What I'm Reading (Aug 13)

Here's the lineup: Our immune system has lots of moving parts and they do not always make sense, at least on the first read. ... While the truth may set you free, learning the truth is often hampered by paywalls. ... And a beautiful interactive on a woodblock print that shows: (1) How a picture is worth a thousand words and (2) How culturally interconnected we have been for a lot longer than the past few years.

For all the ink spilled pixels expended, on COVID-19 and the immune system, it might help in putting our response and our attempts at vaccines into perspective if we review how our immune system works. Of course, it’s complicated, and the phrase, we don’t know makes numerous appearances. One last note, it continues to use war metaphors, a linguistic hangover from the hot and cold wars of the mid 20th century when our understanding of immunology began to grow, in describing immune responses. 

“Still, “any virus that can make people sick has to have at least one good trick for evading the immune system,” Crotty says. The new coronavirus seems to rely on early stealth, somehow delaying the launch of the innate immune system, and inhibiting the production of interferons—those molecules that initially block viral replication. “I believe this [delay] is really the key in determining good versus bad outcomes,” says Akiko Iwasaki, an immunologist at Yale. It creates a brief time window in which the virus can replicate unnoticed before the alarm bells start sounding. Those delays cascade: If the innate branch is slow to mobilize, the adaptive branch will also lag.”

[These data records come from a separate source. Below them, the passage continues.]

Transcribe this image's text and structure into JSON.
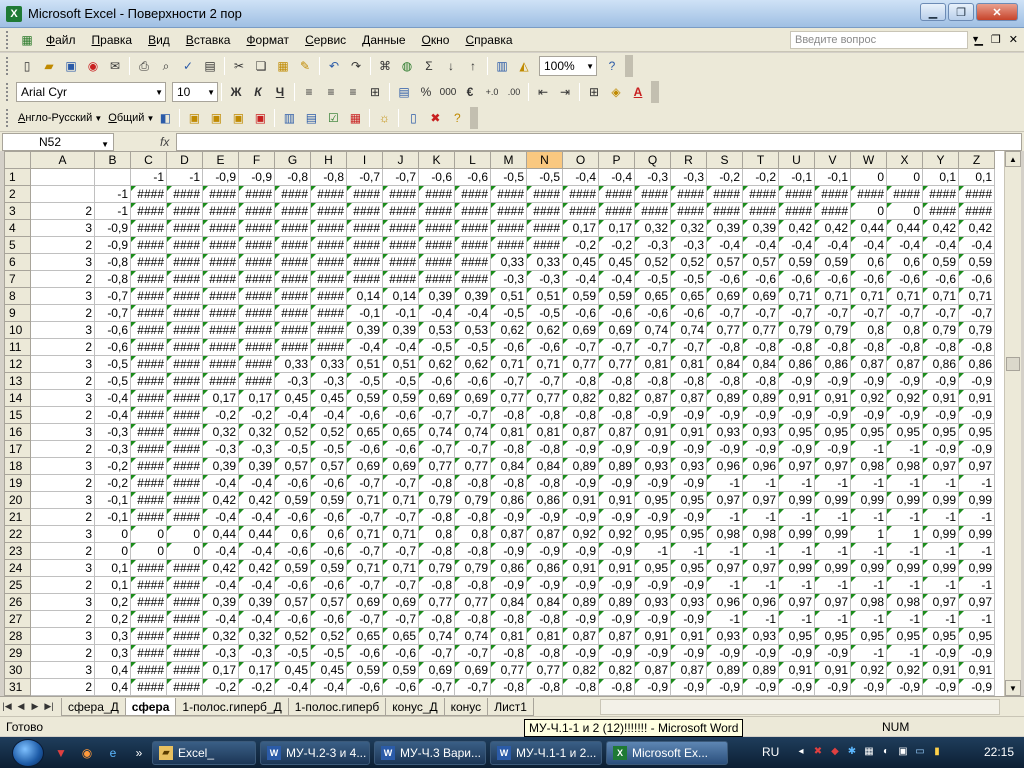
{
  "window": {
    "title": "Microsoft Excel - Поверхности 2 пор"
  },
  "menu": {
    "items": [
      "Файл",
      "Правка",
      "Вид",
      "Вставка",
      "Формат",
      "Сервис",
      "Данные",
      "Окно",
      "Справка"
    ],
    "question_placeholder": "Введите вопрос"
  },
  "toolbar": {
    "zoom": "100%",
    "font_name": "Arial Cyr",
    "font_size": "10",
    "bold": "Ж",
    "italic": "К",
    "underline": "Ч",
    "percent": "%",
    "thousands": "000",
    "euro": "€",
    "language": "Англо-Русский",
    "dictionary": "Общий"
  },
  "formula_bar": {
    "name_box": "N52",
    "fx_label": "fx",
    "formula": ""
  },
  "sheet": {
    "columns": [
      "A",
      "B",
      "C",
      "D",
      "E",
      "F",
      "G",
      "H",
      "I",
      "J",
      "K",
      "L",
      "M",
      "N",
      "O",
      "P",
      "Q",
      "R",
      "S",
      "T",
      "U",
      "V",
      "W",
      "X",
      "Y",
      "Z"
    ],
    "selected_column": "N",
    "rows": [
      {
        "n": "1",
        "c": [
          "",
          "",
          "-1",
          "-1",
          "-0,9",
          "-0,9",
          "-0,8",
          "-0,8",
          "-0,7",
          "-0,7",
          "-0,6",
          "-0,6",
          "-0,5",
          "-0,5",
          "-0,4",
          "-0,4",
          "-0,3",
          "-0,3",
          "-0,2",
          "-0,2",
          "-0,1",
          "-0,1",
          "0",
          "0",
          "0,1",
          "0,1"
        ]
      },
      {
        "n": "2",
        "c": [
          "",
          "-1",
          "####",
          "####",
          "####",
          "####",
          "####",
          "####",
          "####",
          "####",
          "####",
          "####",
          "####",
          "####",
          "####",
          "####",
          "####",
          "####",
          "####",
          "####",
          "####",
          "####",
          "####",
          "####",
          "####",
          "####"
        ]
      },
      {
        "n": "3",
        "c": [
          "2",
          "-1",
          "####",
          "####",
          "####",
          "####",
          "####",
          "####",
          "####",
          "####",
          "####",
          "####",
          "####",
          "####",
          "####",
          "####",
          "####",
          "####",
          "####",
          "####",
          "####",
          "####",
          "0",
          "0",
          "####",
          "####"
        ]
      },
      {
        "n": "4",
        "c": [
          "3",
          "-0,9",
          "####",
          "####",
          "####",
          "####",
          "####",
          "####",
          "####",
          "####",
          "####",
          "####",
          "####",
          "####",
          "0,17",
          "0,17",
          "0,32",
          "0,32",
          "0,39",
          "0,39",
          "0,42",
          "0,42",
          "0,44",
          "0,44",
          "0,42",
          "0,42"
        ]
      },
      {
        "n": "5",
        "c": [
          "2",
          "-0,9",
          "####",
          "####",
          "####",
          "####",
          "####",
          "####",
          "####",
          "####",
          "####",
          "####",
          "####",
          "####",
          "-0,2",
          "-0,2",
          "-0,3",
          "-0,3",
          "-0,4",
          "-0,4",
          "-0,4",
          "-0,4",
          "-0,4",
          "-0,4",
          "-0,4",
          "-0,4"
        ]
      },
      {
        "n": "6",
        "c": [
          "3",
          "-0,8",
          "####",
          "####",
          "####",
          "####",
          "####",
          "####",
          "####",
          "####",
          "####",
          "####",
          "0,33",
          "0,33",
          "0,45",
          "0,45",
          "0,52",
          "0,52",
          "0,57",
          "0,57",
          "0,59",
          "0,59",
          "0,6",
          "0,6",
          "0,59",
          "0,59"
        ]
      },
      {
        "n": "7",
        "c": [
          "2",
          "-0,8",
          "####",
          "####",
          "####",
          "####",
          "####",
          "####",
          "####",
          "####",
          "####",
          "####",
          "-0,3",
          "-0,3",
          "-0,4",
          "-0,4",
          "-0,5",
          "-0,5",
          "-0,6",
          "-0,6",
          "-0,6",
          "-0,6",
          "-0,6",
          "-0,6",
          "-0,6",
          "-0,6"
        ]
      },
      {
        "n": "8",
        "c": [
          "3",
          "-0,7",
          "####",
          "####",
          "####",
          "####",
          "####",
          "####",
          "0,14",
          "0,14",
          "0,39",
          "0,39",
          "0,51",
          "0,51",
          "0,59",
          "0,59",
          "0,65",
          "0,65",
          "0,69",
          "0,69",
          "0,71",
          "0,71",
          "0,71",
          "0,71",
          "0,71",
          "0,71"
        ]
      },
      {
        "n": "9",
        "c": [
          "2",
          "-0,7",
          "####",
          "####",
          "####",
          "####",
          "####",
          "####",
          "-0,1",
          "-0,1",
          "-0,4",
          "-0,4",
          "-0,5",
          "-0,5",
          "-0,6",
          "-0,6",
          "-0,6",
          "-0,6",
          "-0,7",
          "-0,7",
          "-0,7",
          "-0,7",
          "-0,7",
          "-0,7",
          "-0,7",
          "-0,7"
        ]
      },
      {
        "n": "10",
        "c": [
          "3",
          "-0,6",
          "####",
          "####",
          "####",
          "####",
          "####",
          "####",
          "0,39",
          "0,39",
          "0,53",
          "0,53",
          "0,62",
          "0,62",
          "0,69",
          "0,69",
          "0,74",
          "0,74",
          "0,77",
          "0,77",
          "0,79",
          "0,79",
          "0,8",
          "0,8",
          "0,79",
          "0,79"
        ]
      },
      {
        "n": "11",
        "c": [
          "2",
          "-0,6",
          "####",
          "####",
          "####",
          "####",
          "####",
          "####",
          "-0,4",
          "-0,4",
          "-0,5",
          "-0,5",
          "-0,6",
          "-0,6",
          "-0,7",
          "-0,7",
          "-0,7",
          "-0,7",
          "-0,8",
          "-0,8",
          "-0,8",
          "-0,8",
          "-0,8",
          "-0,8",
          "-0,8",
          "-0,8"
        ]
      },
      {
        "n": "12",
        "c": [
          "3",
          "-0,5",
          "####",
          "####",
          "####",
          "####",
          "0,33",
          "0,33",
          "0,51",
          "0,51",
          "0,62",
          "0,62",
          "0,71",
          "0,71",
          "0,77",
          "0,77",
          "0,81",
          "0,81",
          "0,84",
          "0,84",
          "0,86",
          "0,86",
          "0,87",
          "0,87",
          "0,86",
          "0,86"
        ]
      },
      {
        "n": "13",
        "c": [
          "2",
          "-0,5",
          "####",
          "####",
          "####",
          "####",
          "-0,3",
          "-0,3",
          "-0,5",
          "-0,5",
          "-0,6",
          "-0,6",
          "-0,7",
          "-0,7",
          "-0,8",
          "-0,8",
          "-0,8",
          "-0,8",
          "-0,8",
          "-0,8",
          "-0,9",
          "-0,9",
          "-0,9",
          "-0,9",
          "-0,9",
          "-0,9"
        ]
      },
      {
        "n": "14",
        "c": [
          "3",
          "-0,4",
          "####",
          "####",
          "0,17",
          "0,17",
          "0,45",
          "0,45",
          "0,59",
          "0,59",
          "0,69",
          "0,69",
          "0,77",
          "0,77",
          "0,82",
          "0,82",
          "0,87",
          "0,87",
          "0,89",
          "0,89",
          "0,91",
          "0,91",
          "0,92",
          "0,92",
          "0,91",
          "0,91"
        ]
      },
      {
        "n": "15",
        "c": [
          "2",
          "-0,4",
          "####",
          "####",
          "-0,2",
          "-0,2",
          "-0,4",
          "-0,4",
          "-0,6",
          "-0,6",
          "-0,7",
          "-0,7",
          "-0,8",
          "-0,8",
          "-0,8",
          "-0,8",
          "-0,9",
          "-0,9",
          "-0,9",
          "-0,9",
          "-0,9",
          "-0,9",
          "-0,9",
          "-0,9",
          "-0,9",
          "-0,9"
        ]
      },
      {
        "n": "16",
        "c": [
          "3",
          "-0,3",
          "####",
          "####",
          "0,32",
          "0,32",
          "0,52",
          "0,52",
          "0,65",
          "0,65",
          "0,74",
          "0,74",
          "0,81",
          "0,81",
          "0,87",
          "0,87",
          "0,91",
          "0,91",
          "0,93",
          "0,93",
          "0,95",
          "0,95",
          "0,95",
          "0,95",
          "0,95",
          "0,95"
        ]
      },
      {
        "n": "17",
        "c": [
          "2",
          "-0,3",
          "####",
          "####",
          "-0,3",
          "-0,3",
          "-0,5",
          "-0,5",
          "-0,6",
          "-0,6",
          "-0,7",
          "-0,7",
          "-0,8",
          "-0,8",
          "-0,9",
          "-0,9",
          "-0,9",
          "-0,9",
          "-0,9",
          "-0,9",
          "-0,9",
          "-0,9",
          "-1",
          "-1",
          "-0,9",
          "-0,9"
        ]
      },
      {
        "n": "18",
        "c": [
          "3",
          "-0,2",
          "####",
          "####",
          "0,39",
          "0,39",
          "0,57",
          "0,57",
          "0,69",
          "0,69",
          "0,77",
          "0,77",
          "0,84",
          "0,84",
          "0,89",
          "0,89",
          "0,93",
          "0,93",
          "0,96",
          "0,96",
          "0,97",
          "0,97",
          "0,98",
          "0,98",
          "0,97",
          "0,97"
        ]
      },
      {
        "n": "19",
        "c": [
          "2",
          "-0,2",
          "####",
          "####",
          "-0,4",
          "-0,4",
          "-0,6",
          "-0,6",
          "-0,7",
          "-0,7",
          "-0,8",
          "-0,8",
          "-0,8",
          "-0,8",
          "-0,9",
          "-0,9",
          "-0,9",
          "-0,9",
          "-1",
          "-1",
          "-1",
          "-1",
          "-1",
          "-1",
          "-1",
          "-1"
        ]
      },
      {
        "n": "20",
        "c": [
          "3",
          "-0,1",
          "####",
          "####",
          "0,42",
          "0,42",
          "0,59",
          "0,59",
          "0,71",
          "0,71",
          "0,79",
          "0,79",
          "0,86",
          "0,86",
          "0,91",
          "0,91",
          "0,95",
          "0,95",
          "0,97",
          "0,97",
          "0,99",
          "0,99",
          "0,99",
          "0,99",
          "0,99",
          "0,99"
        ]
      },
      {
        "n": "21",
        "c": [
          "2",
          "-0,1",
          "####",
          "####",
          "-0,4",
          "-0,4",
          "-0,6",
          "-0,6",
          "-0,7",
          "-0,7",
          "-0,8",
          "-0,8",
          "-0,9",
          "-0,9",
          "-0,9",
          "-0,9",
          "-0,9",
          "-0,9",
          "-1",
          "-1",
          "-1",
          "-1",
          "-1",
          "-1",
          "-1",
          "-1"
        ]
      },
      {
        "n": "22",
        "c": [
          "3",
          "0",
          "0",
          "0",
          "0,44",
          "0,44",
          "0,6",
          "0,6",
          "0,71",
          "0,71",
          "0,8",
          "0,8",
          "0,87",
          "0,87",
          "0,92",
          "0,92",
          "0,95",
          "0,95",
          "0,98",
          "0,98",
          "0,99",
          "0,99",
          "1",
          "1",
          "0,99",
          "0,99"
        ]
      },
      {
        "n": "23",
        "c": [
          "2",
          "0",
          "0",
          "0",
          "-0,4",
          "-0,4",
          "-0,6",
          "-0,6",
          "-0,7",
          "-0,7",
          "-0,8",
          "-0,8",
          "-0,9",
          "-0,9",
          "-0,9",
          "-0,9",
          "-1",
          "-1",
          "-1",
          "-1",
          "-1",
          "-1",
          "-1",
          "-1",
          "-1",
          "-1"
        ]
      },
      {
        "n": "24",
        "c": [
          "3",
          "0,1",
          "####",
          "####",
          "0,42",
          "0,42",
          "0,59",
          "0,59",
          "0,71",
          "0,71",
          "0,79",
          "0,79",
          "0,86",
          "0,86",
          "0,91",
          "0,91",
          "0,95",
          "0,95",
          "0,97",
          "0,97",
          "0,99",
          "0,99",
          "0,99",
          "0,99",
          "0,99",
          "0,99"
        ]
      },
      {
        "n": "25",
        "c": [
          "2",
          "0,1",
          "####",
          "####",
          "-0,4",
          "-0,4",
          "-0,6",
          "-0,6",
          "-0,7",
          "-0,7",
          "-0,8",
          "-0,8",
          "-0,9",
          "-0,9",
          "-0,9",
          "-0,9",
          "-0,9",
          "-0,9",
          "-1",
          "-1",
          "-1",
          "-1",
          "-1",
          "-1",
          "-1",
          "-1"
        ]
      },
      {
        "n": "26",
        "c": [
          "3",
          "0,2",
          "####",
          "####",
          "0,39",
          "0,39",
          "0,57",
          "0,57",
          "0,69",
          "0,69",
          "0,77",
          "0,77",
          "0,84",
          "0,84",
          "0,89",
          "0,89",
          "0,93",
          "0,93",
          "0,96",
          "0,96",
          "0,97",
          "0,97",
          "0,98",
          "0,98",
          "0,97",
          "0,97"
        ]
      },
      {
        "n": "27",
        "c": [
          "2",
          "0,2",
          "####",
          "####",
          "-0,4",
          "-0,4",
          "-0,6",
          "-0,6",
          "-0,7",
          "-0,7",
          "-0,8",
          "-0,8",
          "-0,8",
          "-0,8",
          "-0,9",
          "-0,9",
          "-0,9",
          "-0,9",
          "-1",
          "-1",
          "-1",
          "-1",
          "-1",
          "-1",
          "-1",
          "-1"
        ]
      },
      {
        "n": "28",
        "c": [
          "3",
          "0,3",
          "####",
          "####",
          "0,32",
          "0,32",
          "0,52",
          "0,52",
          "0,65",
          "0,65",
          "0,74",
          "0,74",
          "0,81",
          "0,81",
          "0,87",
          "0,87",
          "0,91",
          "0,91",
          "0,93",
          "0,93",
          "0,95",
          "0,95",
          "0,95",
          "0,95",
          "0,95",
          "0,95"
        ]
      },
      {
        "n": "29",
        "c": [
          "2",
          "0,3",
          "####",
          "####",
          "-0,3",
          "-0,3",
          "-0,5",
          "-0,5",
          "-0,6",
          "-0,6",
          "-0,7",
          "-0,7",
          "-0,8",
          "-0,8",
          "-0,9",
          "-0,9",
          "-0,9",
          "-0,9",
          "-0,9",
          "-0,9",
          "-0,9",
          "-0,9",
          "-1",
          "-1",
          "-0,9",
          "-0,9"
        ]
      },
      {
        "n": "30",
        "c": [
          "3",
          "0,4",
          "####",
          "####",
          "0,17",
          "0,17",
          "0,45",
          "0,45",
          "0,59",
          "0,59",
          "0,69",
          "0,69",
          "0,77",
          "0,77",
          "0,82",
          "0,82",
          "0,87",
          "0,87",
          "0,89",
          "0,89",
          "0,91",
          "0,91",
          "0,92",
          "0,92",
          "0,91",
          "0,91"
        ]
      },
      {
        "n": "31",
        "c": [
          "2",
          "0,4",
          "####",
          "####",
          "-0,2",
          "-0,2",
          "-0,4",
          "-0,4",
          "-0,6",
          "-0,6",
          "-0,7",
          "-0,7",
          "-0,8",
          "-0,8",
          "-0,8",
          "-0,8",
          "-0,9",
          "-0,9",
          "-0,9",
          "-0,9",
          "-0,9",
          "-0,9",
          "-0,9",
          "-0,9",
          "-0,9",
          "-0,9"
        ]
      }
    ]
  },
  "sheet_tabs": {
    "items": [
      "сфера_Д",
      "сфера",
      "1-полос.гиперб_Д",
      "1-полос.гиперб",
      "конус_Д",
      "конус",
      "Лист1"
    ],
    "active": "сфера"
  },
  "status": {
    "ready": "Готово",
    "num": "NUM",
    "tooltip": "МУ-Ч.1-1 и 2 (12)!!!!!!! - Microsoft Word"
  },
  "taskbar": {
    "buttons": [
      "Excel_",
      "МУ-Ч.2-3 и 4...",
      "МУ-Ч.3 Вари...",
      "МУ-Ч.1-1 и 2...",
      "Microsoft Ex..."
    ],
    "language": "RU",
    "clock": "22:15"
  },
  "colors": {
    "title_bar": "#9fbfe3",
    "taskbar": "#1f3d5c",
    "selected_column_header": "#f9c880",
    "error_triangle": "#1a8c1a"
  }
}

From The Atlantic, Immunology Is Where Intuition Goes to Die

 

“But let us also notice something: the New York Times, the New Yorker, the Washington Post, the New Republic, New York, Harper’s, the New York Review of Books, the Financial Times, and the London Times all have paywalls. Breitbart, Fox News, the Daily Wire, the Federalist, the Washington Examiner, InfoWars: free! You want “Portland Protesters Burn Bibles, American Flags In The Streets,” “The Moral Case Against Mask Mandates And Other COVID Restrictions,” or an article suggesting the National Institutes of Health has admitted 5G phones cause coronavirus—they’re yours. You want the detailed Times reports on neo-Nazis infiltrating German institutions, the reasons contact tracing is failing in U.S. states, or the Trump administration’s undercutting of the USPS’s effectiveness—well, if you’ve clicked around the website a bit you’ll run straight into the paywall. This doesn’t mean the paywall shouldn’t be there. But it does mean that it costs time and money to access a lot of true and important information, while a lot of bullshit is completely free.”

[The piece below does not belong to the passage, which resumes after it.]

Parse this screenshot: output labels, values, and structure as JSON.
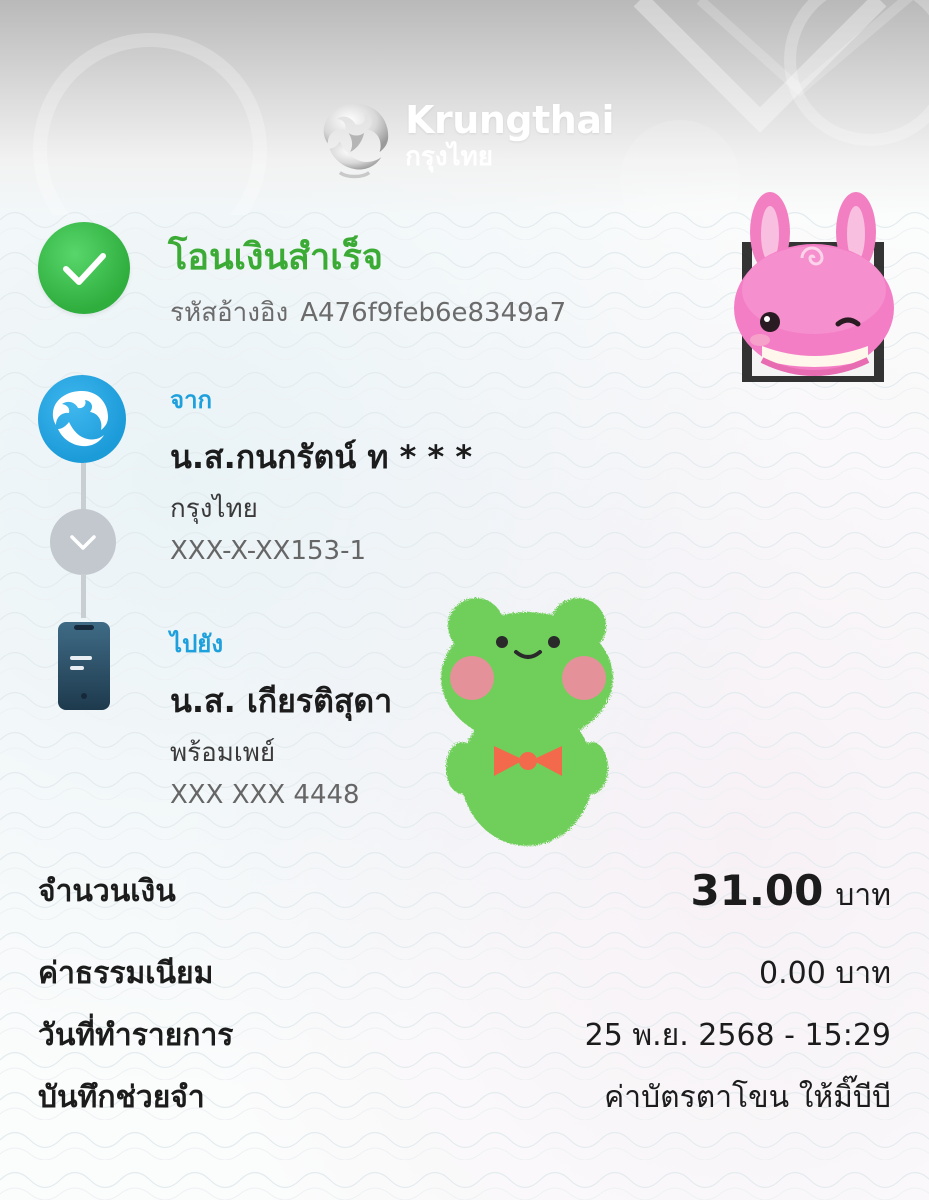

As the writer continues, that doesn’t mean that everything the New York Times writes is correct. And I would vehemently argue that while the American Council on Science and Health is free, it does contain factual, useful information. That said, it is time again to talk about paywalls and free speech. From Current Affairs, The Truth Is Paywalled But The Lies Are Free

 

“How does a single artist — of mass-market pictures, no less — come to embody a national culture?”

From the art critic of the New York Times, Jason Farago, a discussion of a block print by Japanese master Katsushika Hokusai entitled “Ejiri in Suruga Province.” A Picture of Change for a World in Constant Motion, a beautiful interactive that describes shows the power of a picture in maybe less than a thousand words.